Well-known Bollywood playback singer Sunidhi Chauhan performed with fellow musician Sukhwinder Singh and Pakistani singer Shafqat Ali Khan and ended the performance with a rendering of Mariah Carey’s Hero.

Earlier in the month, Night Raga and Pritham Chakravarty’s savage monologues on ‘‘marginal lives’’ were hailed as the highpoints of the fairly disparate Indian showcase, which was supported by Visiting Arts and the ICCR. Chakravarty, who performed a ‘‘not so pretty’’ monologue on the lives of four hijras at the Hub, a popular festival venue, said of the act, ‘‘It’s a bizarre world you have to enter to understand. Even then there is disbelief that this is happening in modern India.’’

As yet not too many people in Edinburgh are entirely clear about what is really happening within the realm of modern and contemporary art and culture in India, given that they have to rely on the relative ‘expertise’ of organisers who profess to be showcasing the best of Indian arts.
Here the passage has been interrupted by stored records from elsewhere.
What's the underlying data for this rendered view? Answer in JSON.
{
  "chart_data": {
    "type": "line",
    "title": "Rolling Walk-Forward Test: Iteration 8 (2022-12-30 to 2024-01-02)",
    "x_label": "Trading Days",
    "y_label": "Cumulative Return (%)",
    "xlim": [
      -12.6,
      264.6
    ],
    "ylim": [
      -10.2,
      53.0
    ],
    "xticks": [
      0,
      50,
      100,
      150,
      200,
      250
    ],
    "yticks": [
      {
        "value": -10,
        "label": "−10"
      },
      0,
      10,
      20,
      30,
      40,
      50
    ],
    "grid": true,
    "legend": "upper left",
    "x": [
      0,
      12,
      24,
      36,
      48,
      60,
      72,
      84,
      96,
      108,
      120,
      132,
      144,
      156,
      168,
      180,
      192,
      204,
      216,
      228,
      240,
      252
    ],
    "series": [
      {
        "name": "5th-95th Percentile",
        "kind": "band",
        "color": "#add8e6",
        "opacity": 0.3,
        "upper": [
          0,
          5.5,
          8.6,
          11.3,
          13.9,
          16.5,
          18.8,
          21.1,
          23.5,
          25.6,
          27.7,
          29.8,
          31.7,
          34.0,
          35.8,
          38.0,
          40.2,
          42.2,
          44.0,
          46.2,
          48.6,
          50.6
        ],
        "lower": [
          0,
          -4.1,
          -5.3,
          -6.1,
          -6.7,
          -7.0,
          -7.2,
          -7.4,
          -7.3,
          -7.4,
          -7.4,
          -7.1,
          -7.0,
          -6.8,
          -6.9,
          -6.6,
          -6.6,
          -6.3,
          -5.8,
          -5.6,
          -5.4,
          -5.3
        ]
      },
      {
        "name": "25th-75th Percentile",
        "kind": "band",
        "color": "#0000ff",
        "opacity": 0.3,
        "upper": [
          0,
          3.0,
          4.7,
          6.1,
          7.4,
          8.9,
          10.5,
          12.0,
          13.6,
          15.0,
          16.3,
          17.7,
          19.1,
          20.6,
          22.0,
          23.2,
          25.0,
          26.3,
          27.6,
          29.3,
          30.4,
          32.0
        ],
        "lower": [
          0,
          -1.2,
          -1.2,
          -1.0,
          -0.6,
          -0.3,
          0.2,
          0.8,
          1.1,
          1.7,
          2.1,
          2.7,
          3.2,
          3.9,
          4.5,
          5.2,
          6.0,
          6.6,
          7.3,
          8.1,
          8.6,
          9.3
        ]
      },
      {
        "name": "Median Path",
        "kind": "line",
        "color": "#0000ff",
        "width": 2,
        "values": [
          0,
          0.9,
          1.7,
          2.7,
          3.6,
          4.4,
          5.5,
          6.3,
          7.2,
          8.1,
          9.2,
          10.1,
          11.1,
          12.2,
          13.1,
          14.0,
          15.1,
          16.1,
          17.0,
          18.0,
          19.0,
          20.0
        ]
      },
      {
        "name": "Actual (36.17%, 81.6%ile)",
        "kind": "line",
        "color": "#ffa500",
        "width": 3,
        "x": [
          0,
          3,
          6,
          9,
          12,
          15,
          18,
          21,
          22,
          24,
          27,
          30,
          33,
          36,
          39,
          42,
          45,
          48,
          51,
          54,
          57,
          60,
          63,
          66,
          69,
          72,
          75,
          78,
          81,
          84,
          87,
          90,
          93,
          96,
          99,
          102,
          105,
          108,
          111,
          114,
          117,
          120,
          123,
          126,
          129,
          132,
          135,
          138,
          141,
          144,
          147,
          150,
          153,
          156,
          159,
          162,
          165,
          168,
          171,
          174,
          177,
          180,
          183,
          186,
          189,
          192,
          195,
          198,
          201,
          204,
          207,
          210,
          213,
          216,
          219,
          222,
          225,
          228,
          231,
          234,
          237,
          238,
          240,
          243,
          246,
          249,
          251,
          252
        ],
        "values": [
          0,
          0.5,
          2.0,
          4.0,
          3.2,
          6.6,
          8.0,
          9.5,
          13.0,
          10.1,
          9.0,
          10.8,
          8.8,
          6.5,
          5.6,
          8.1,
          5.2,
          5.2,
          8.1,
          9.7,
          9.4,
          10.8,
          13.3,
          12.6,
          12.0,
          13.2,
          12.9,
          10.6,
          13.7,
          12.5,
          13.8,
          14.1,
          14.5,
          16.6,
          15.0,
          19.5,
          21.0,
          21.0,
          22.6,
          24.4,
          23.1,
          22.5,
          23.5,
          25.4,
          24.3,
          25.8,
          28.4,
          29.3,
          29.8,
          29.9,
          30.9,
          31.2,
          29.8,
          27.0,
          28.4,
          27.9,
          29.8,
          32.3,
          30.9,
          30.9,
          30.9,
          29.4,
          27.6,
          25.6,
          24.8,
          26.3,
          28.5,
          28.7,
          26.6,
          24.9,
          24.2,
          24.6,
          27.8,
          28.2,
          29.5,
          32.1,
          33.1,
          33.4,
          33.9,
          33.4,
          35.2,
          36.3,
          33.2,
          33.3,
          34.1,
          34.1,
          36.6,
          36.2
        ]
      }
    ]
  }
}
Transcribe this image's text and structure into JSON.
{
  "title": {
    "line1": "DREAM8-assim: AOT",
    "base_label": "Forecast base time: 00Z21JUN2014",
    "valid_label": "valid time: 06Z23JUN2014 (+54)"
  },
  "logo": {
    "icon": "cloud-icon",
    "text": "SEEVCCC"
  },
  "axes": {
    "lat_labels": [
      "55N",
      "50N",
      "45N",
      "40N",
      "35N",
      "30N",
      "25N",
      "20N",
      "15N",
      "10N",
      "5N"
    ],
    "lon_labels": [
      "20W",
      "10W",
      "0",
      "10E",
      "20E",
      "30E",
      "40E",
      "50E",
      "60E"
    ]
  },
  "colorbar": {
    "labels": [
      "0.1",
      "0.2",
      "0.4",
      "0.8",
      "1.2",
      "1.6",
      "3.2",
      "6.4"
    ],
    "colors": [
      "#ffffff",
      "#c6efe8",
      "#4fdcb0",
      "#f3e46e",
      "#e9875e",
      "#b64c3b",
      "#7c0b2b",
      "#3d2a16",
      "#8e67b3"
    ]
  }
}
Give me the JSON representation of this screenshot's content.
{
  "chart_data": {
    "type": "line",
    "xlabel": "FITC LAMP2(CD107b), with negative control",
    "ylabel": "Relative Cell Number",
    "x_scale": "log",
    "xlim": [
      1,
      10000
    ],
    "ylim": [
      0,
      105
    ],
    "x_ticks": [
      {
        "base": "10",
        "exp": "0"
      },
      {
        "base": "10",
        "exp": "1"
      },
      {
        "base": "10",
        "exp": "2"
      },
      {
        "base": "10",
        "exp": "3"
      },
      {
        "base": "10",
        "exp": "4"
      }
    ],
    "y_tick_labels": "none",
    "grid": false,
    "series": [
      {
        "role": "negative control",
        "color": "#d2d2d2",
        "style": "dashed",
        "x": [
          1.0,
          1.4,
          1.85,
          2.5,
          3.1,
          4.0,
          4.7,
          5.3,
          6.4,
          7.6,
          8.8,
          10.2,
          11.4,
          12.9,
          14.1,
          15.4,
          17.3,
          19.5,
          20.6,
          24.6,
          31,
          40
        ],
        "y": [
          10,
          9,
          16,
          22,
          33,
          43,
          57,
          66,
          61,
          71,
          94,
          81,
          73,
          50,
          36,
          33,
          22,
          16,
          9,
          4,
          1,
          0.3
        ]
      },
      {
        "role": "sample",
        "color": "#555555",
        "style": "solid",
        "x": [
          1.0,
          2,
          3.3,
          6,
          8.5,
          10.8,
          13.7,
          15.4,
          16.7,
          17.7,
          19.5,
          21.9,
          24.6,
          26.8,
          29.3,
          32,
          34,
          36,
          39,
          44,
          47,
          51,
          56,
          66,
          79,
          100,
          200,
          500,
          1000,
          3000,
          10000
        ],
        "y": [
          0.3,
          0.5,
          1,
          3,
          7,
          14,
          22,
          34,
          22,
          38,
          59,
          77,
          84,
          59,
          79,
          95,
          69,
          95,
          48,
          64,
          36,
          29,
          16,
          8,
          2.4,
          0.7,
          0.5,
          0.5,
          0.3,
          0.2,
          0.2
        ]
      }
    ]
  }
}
On the other hand, high praise was showered on Canadian Opera Company’s Oedipus Rex, (based on Stravinsky’s musical opus), which played its closing shows to packed houses in Edinburgh with an elaborate and opulent stage of cinematic scale. The overwhelming sense of the performance was a triumphant reiteration of the fact that ‘we are the world’.

A world that, for the moment, excludes the Indian performing arts. As outsiders on the fringe in Edinburgh, with preconceived notions of what should and should not be showcased, we can only watch the show from the aisles and, perhaps,meekly join in with applause. At least till such time as we can learn to go with the flow and get across a sharper feel of what the current Indian pulse is really about. Till then we really do not have that much to shout about. Maybe next year?